Late again--I'll blame IKEA for this one. At least I got some of their new Matter gadgets, and I possess a real nightstand for once in my life.
My wife and I are allocating Monday as a group chore day for the foreseeable future, so I'll move my notes day to Sunday to better stay on schedule. Hopefully that will improve my timing--these notes usually take me all day.
Most of my week happened on the two-day trip up to Seattle and back. If you didn't read my notes last week, I was headed up to attend the Letta Social Agents meetup.
Ministral 3 and llamacpp
There was a workshop planned at the meetup, so I wanted to make sure my self-hosted LLM setup was in tiptop shape. Alas--the workshop fell through due to timing, but the prep period was valuable to me nonetheless.
Long story short, I switched from vLLM to llama.cpp, and I deployed Ministral 3 14B Reasoning. I was motivated by two thoughts:
If I'm reading the vLLM logs properly, I'm only serving 1.4 requests simultaneously. To hell with parallelism--let's just make that a round number.
If I'm not serving parallel requests, I don't need a KV cache--so let's find the biggest, newest model I can fit in my 16GB of VRAM.
So far, so good. The Ministral 3 model is noticeably less "anxious" and emoji-happy than Qwen3. It also seems to adhere to the system prompt better, which is better for chat and agent use cases.
I'm also pleasantly surprised by the feature set for llama.cpp. I was peripherally aware of how pervasive its usage is--after all, the first quantizations for any new model are usually .gguf files--but I didn't expect using it to be so nice.
llama.cpp provides an ideal mix of the Ollama and vLLM features. While the basic usage allows you to pull any model off of Hugging Face and deploy it to an OpenAI-compatible endpoint--just as the other two servers do--you can optionally route between multiple models, or even enable the same sort of KV cache used for parallel request handling. In concert with first-class support for GGUF, I don't think I would choose another runtime unless I was utilizing multiple GPUs.
The Meetup(s)
Here’s the one blurry PS Vita pic I remembered to take which is of @cameron.pfiffer.org presenting, lmao
llama.cpp happened at the start of my trip--the rest of it was occupied by the meetup itself and some other socializing. I had an incredible time chatting with folks who are passionate about atproto and social agents--March and ATmosphereConf can't possibly come soon enough.
In the meantime, I hope to channel my anticipation into some more project work. may have convinced me to pick Cistern back up again--we'll see. Before I commit to doing any more project work, I need to work out a system for organizing my existing projects. Too much excitement and too many ideas makes it hard for me to focus.
"What do you do?"
Every time I'm asked that question, time slows to a stop. I panic a little. I never really know how to answer--which is funny, because if I've resolved to continue attending meetups where I'm destined to be asked such a thing, you'd think I would have a formulated answer by now. I was asked it at least twice during my trip.

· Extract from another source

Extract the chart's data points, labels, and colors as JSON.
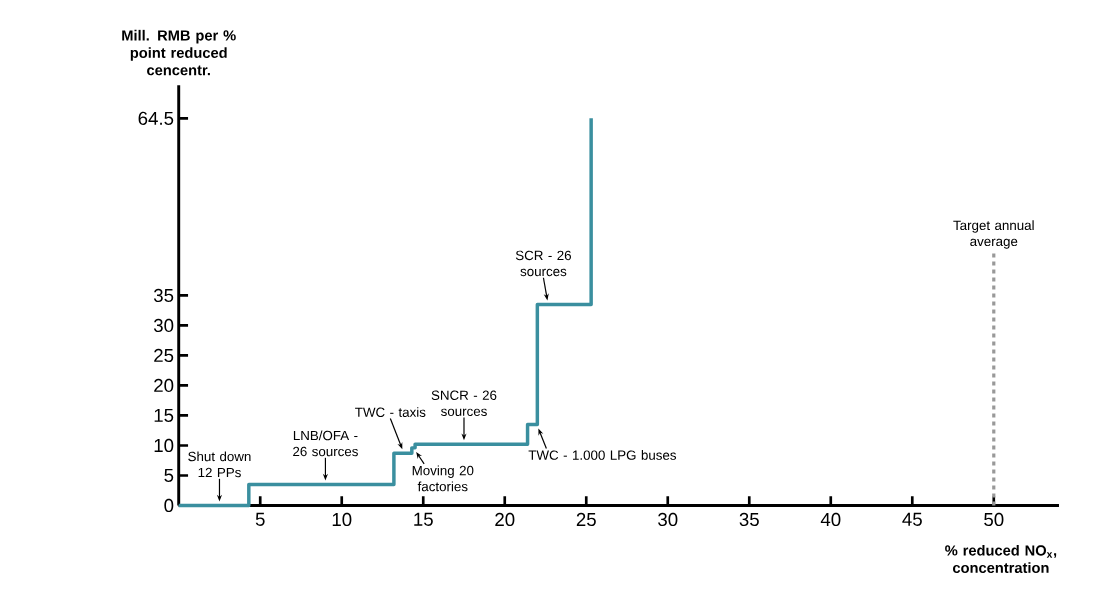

Truthfully, I didn't see the pattern until I was on the train home from Seattle. I usually come up with my answer in the moment, so I don't think much about the interaction past the initial discomfort.
After finally inspecting that discomfort, I realized that when someone asks what I do, two thoughts occur simultaneously:
Intellectually, I do a lot of things, which I can't possibly describe in a couple seconds. I write websites, API backends, and DevOps pipelines. I'm a CAD and 3D-printing enthusiast; I'm a stay-at-home cat dad and house husband. I'm a walking catalog for EDC bags, JS libraries, and self-hostable services. How can I possibly pick a short statement to summarize it all?
Emotionally, either I do none of those things, or none of them are relevant to the person asking. I don't have an employer, a job title, or a singular project to wield as an identity. Sometimes I say that I'm between jobs or that I'm a contract developer, but I'm not exactly looking for work right now. I just... am. I'm around. I'm interested and actively working on stuff, allegedly.
If a software developer does "stuff" and has no title, deliverables, or achievements to point at, are they even a software developer?
The answer is, of course, yes. I don't need to make the next React or Bluesky to be who I claim to be. It's enough that I'm keeping up with the state of software development, and always starting--though rarely finishing--little projects here and there. It just makes life a little tough when I can't deliver that subtext in the midst of conversation.
At the end of the day, my situation is complicated, and I need to reflect on how best to describe it--there's a succinct identity in there somewhere. Hopefully, I can attend ATmosphereConf with a confident answer.
At any rate, thanks for sticking with me. My notes got a bit more personal than normal this week. As always, I hope you have a great week!